Sur ce point, nous nous contenterons de citer un autre spécialiste en hadiths, Mahmud Sa'id Mamduh :
« En effet, je suis arrivé à la conclusion que ses méthodes contredisent celles des juristes et des spécialistes en hadiths, et qu’elles créent une grande confusion et un chaos évident dans les preuves de la jurisprudence, aussi bien dans la méthode générale que sur des questions spécifiques. Il ne fait pas confiance aux Imams de la loi et des hadiths, ni dans la riche tradition juridique et relative aux hadiths que nous avons reçue, et dont la oumma est si fière. » — Cité dans BROWN Jonathan, The Canonization of Al-Bukhari and Muslim, Brill. p. 328.
⁂
Objection : Les textes sacrés des Juifs et des Chrétiens contiennent des choses incompatibles avec certaines croyances musulmanes, comme que Jésus serait Dieu et serait mort crucifié, ou encore que Salomon serait tombé dans l’idolâtrie.
Réponse : Il est vrai que les textes présentent un certain nombre de contradictions apparentes et de difficultés.
Cependant, c’est le cas même à l’intérieur des textes eux-mêmes, y compris le Coran. Par exemple, en 35:8, il est dit que « Dieu égare qui il veut, et guide qui il veut », alors qu’en 30:9, il est dit que « Ce n’est pas Dieu qui leur fit du tort ; mais ils se firent du tort à eux-mêmes. » Qui est donc responsable de l’errance des hommes, Dieu ou eux-mêmes ? De même, en 51:56, Dieu dit « Je n’ai créé les djinns et les hommes que pour qu’ils m’adorent. » Or, en 35:15, il est dit « Ô hommes, c’est vous les indigents qui avez besoin de Dieu ». Est-ce que c’est Dieu qui a besoin des hommes, ou l’inverse ?
De telles difficultés dans le sens apparent du texte ne signifient pas que tout est à jeter, mais simplement qu’il faut les lire en faisant plus attention, en appliquant certaines distinctions conceptuelles, etc. De même, les incompatibilités apparentes entre les écritures juives et chrétiennes d’une part, et l’Islam d’autre part, pourront être résolues avec un travail de bonne foi et la grâce de Dieu.

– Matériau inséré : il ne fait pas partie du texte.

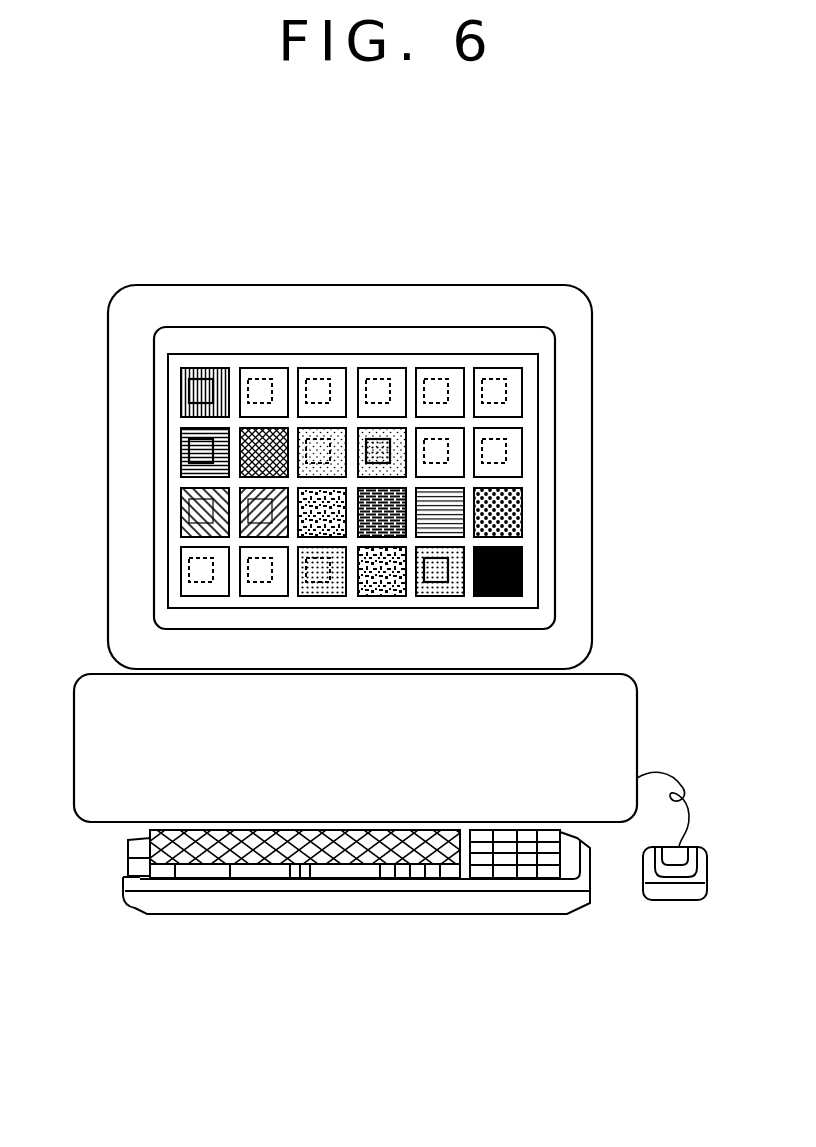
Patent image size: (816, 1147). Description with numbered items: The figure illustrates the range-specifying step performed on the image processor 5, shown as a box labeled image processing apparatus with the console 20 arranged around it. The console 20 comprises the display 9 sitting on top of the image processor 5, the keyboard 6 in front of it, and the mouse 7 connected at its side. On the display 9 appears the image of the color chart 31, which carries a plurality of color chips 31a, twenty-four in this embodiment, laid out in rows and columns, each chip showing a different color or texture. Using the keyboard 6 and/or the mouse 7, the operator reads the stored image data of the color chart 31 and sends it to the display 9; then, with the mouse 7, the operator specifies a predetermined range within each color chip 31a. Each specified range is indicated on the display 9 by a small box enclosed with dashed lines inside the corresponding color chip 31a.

The console 20 is at (222, 256).
The display 9 is at (592, 472).
The color chart 31 is at (295, 423).
The color chip 31a is at (281, 370).
The image processor 5 is at (637, 727).
The keyboard 6 is at (345, 915).
The mouse 7 is at (680, 902).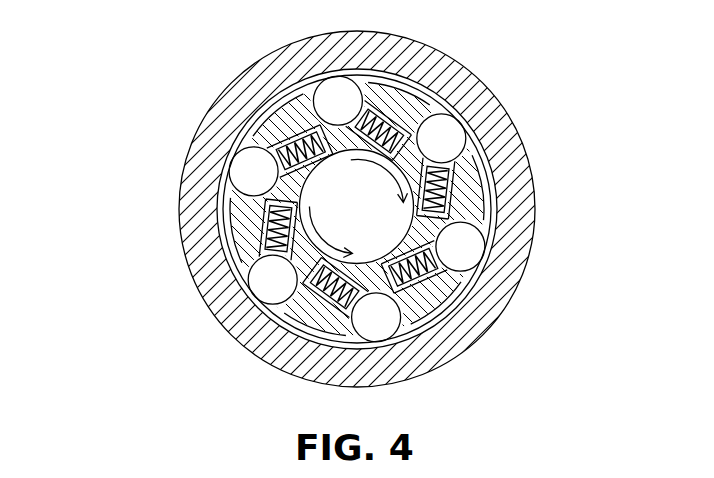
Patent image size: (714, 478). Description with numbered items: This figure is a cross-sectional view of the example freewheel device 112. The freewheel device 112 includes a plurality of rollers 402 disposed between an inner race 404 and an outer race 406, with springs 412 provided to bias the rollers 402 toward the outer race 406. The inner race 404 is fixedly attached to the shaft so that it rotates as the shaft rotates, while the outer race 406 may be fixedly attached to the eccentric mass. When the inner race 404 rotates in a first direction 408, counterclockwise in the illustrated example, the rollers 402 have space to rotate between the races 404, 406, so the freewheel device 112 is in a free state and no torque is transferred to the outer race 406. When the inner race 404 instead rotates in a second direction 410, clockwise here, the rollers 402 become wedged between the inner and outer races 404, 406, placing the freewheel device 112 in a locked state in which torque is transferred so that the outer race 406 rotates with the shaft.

The freewheel device 112 is at (161, 43).
The rollers 402 is at (253, 276).
The inner race 404 is at (450, 182).
The outer race 406 is at (443, 366).
The first direction 408 is at (287, 268).
The second direction 410 is at (436, 110).
The springs 412 is at (295, 128).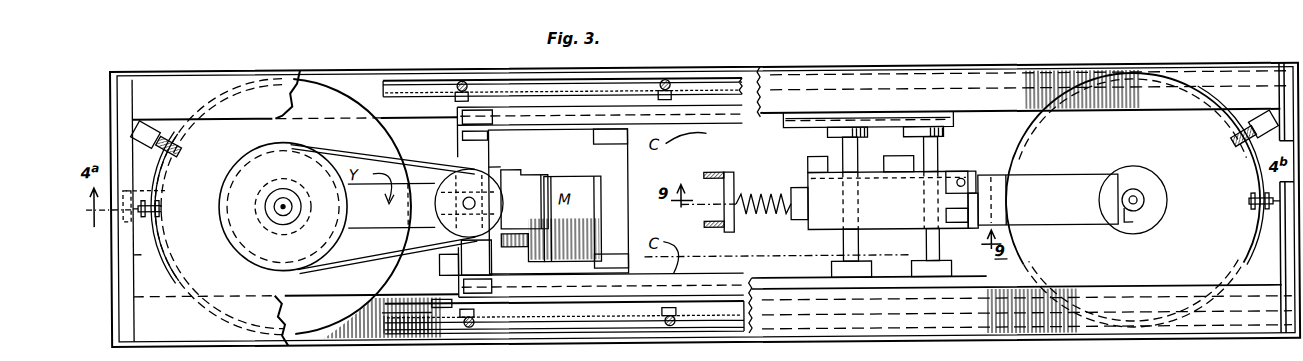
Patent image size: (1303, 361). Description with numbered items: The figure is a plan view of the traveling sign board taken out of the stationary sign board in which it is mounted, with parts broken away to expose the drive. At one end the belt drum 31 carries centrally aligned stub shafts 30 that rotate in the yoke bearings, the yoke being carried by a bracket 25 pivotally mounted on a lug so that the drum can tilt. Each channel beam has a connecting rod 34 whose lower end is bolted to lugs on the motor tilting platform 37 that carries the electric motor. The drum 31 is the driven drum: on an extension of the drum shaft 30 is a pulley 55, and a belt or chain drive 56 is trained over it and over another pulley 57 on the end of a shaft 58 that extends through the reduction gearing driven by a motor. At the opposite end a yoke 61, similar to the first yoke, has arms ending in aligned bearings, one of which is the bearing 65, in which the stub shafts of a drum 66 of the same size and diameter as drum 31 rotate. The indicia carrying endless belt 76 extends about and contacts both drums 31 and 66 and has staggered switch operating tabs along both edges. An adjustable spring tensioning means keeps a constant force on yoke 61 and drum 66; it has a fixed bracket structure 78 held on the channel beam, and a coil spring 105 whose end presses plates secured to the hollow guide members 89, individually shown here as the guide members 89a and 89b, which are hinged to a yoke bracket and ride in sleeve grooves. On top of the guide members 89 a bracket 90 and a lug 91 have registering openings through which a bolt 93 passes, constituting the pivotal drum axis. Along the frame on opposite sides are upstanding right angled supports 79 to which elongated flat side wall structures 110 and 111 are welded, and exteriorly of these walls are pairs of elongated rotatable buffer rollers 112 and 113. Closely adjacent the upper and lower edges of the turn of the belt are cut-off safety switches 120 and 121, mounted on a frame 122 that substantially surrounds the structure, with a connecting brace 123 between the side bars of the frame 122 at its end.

The belt drum 31 is at (350, 103).
The stub shafts 30 is at (283, 222).
The pulley 55 is at (340, 248).
The belt or chain drive 56 is at (418, 166).
The shaft 58 is at (484, 203).
The pulley 57 is at (492, 182).
The motor tilting platform 37 is at (584, 170).
The connecting rod 34 is at (630, 140).
The bracket 25 is at (457, 131).
The side wall structure 111 is at (456, 287).
The indicia carrying endless belt 76 is at (380, 312).
The upstanding right angled supports 79 is at (459, 86).
The side wall structure 110 is at (507, 97).
The buffer rollers 113 is at (648, 93).
The buffer rollers 112 is at (481, 328).
The cut-off safety switch 120 is at (185, 138).
The cut-off safety switch 121 is at (160, 213).
The frame 122 is at (135, 258).
The connecting brace 123 is at (145, 200).
The fixed bracket structure 78 is at (733, 168).
The coil spring 105 is at (766, 196).
The hollow guide members 89 is at (877, 181).
The upper post 89a is at (842, 153).
The mounting plate 89b is at (955, 141).
The bracket 90 is at (945, 207).
The lug 91 is at (938, 172).
The bolt 93 is at (958, 178).
The yoke 61 is at (1073, 180).
The bearing 65 is at (1137, 238).
The drum 66 is at (1145, 162).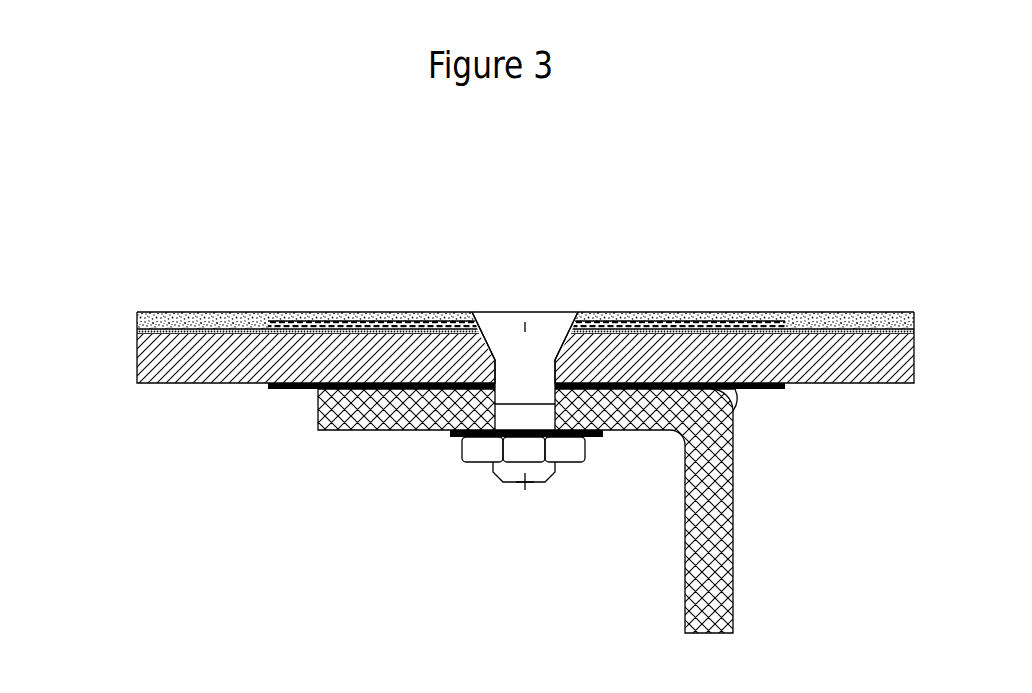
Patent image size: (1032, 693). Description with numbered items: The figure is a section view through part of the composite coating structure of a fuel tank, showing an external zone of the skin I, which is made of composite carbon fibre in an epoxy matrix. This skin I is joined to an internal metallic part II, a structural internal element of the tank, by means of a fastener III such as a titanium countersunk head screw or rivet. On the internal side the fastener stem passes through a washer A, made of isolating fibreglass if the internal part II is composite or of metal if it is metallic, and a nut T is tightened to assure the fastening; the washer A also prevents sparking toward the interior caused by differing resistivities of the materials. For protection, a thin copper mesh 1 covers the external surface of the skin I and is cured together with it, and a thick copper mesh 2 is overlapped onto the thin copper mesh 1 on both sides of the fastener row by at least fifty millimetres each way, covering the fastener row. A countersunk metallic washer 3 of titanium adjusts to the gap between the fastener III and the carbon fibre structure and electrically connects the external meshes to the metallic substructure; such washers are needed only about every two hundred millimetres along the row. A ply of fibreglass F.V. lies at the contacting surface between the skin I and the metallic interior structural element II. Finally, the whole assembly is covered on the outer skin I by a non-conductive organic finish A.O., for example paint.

Étant donné que le Coran, les savants les plus anciens, la raison et même l’état actuel des connaissances historiques nous enseignent que les textes juifs et chrétiens n’ont pas été textuellement corrompus, alors il ne peut logiquement pas y avoir de contradiction profonde entre eux et l’Islam, puisque tous viennent de la même source, à savoir Dieu.
Fatwa vériste
Fatwa : Les textes sacrés juifs et chrétiens, notamment la Torah, les Psaumes et l’Évangile, n’ont pas été altérés textuellement. Les déformations qu’ils ont subi selon le Coran sont des erreurs d’interprétation et non une modification des textes en eux-mêmes. Dieu protège ses révélations. Ceux qui le nient en disant que les Écritures ont été textuellement corrompues sont dans l’erreur. Ceux qui nient que le sens de l’Écriture puisse être soumis à des erreurs d’interprétation sont dans l’erreur. Ceux qui nient que les gens du Livre ont parfois produit de faux textes sacrés, par exemple le Livre de Mormon, sont dans l’erreur.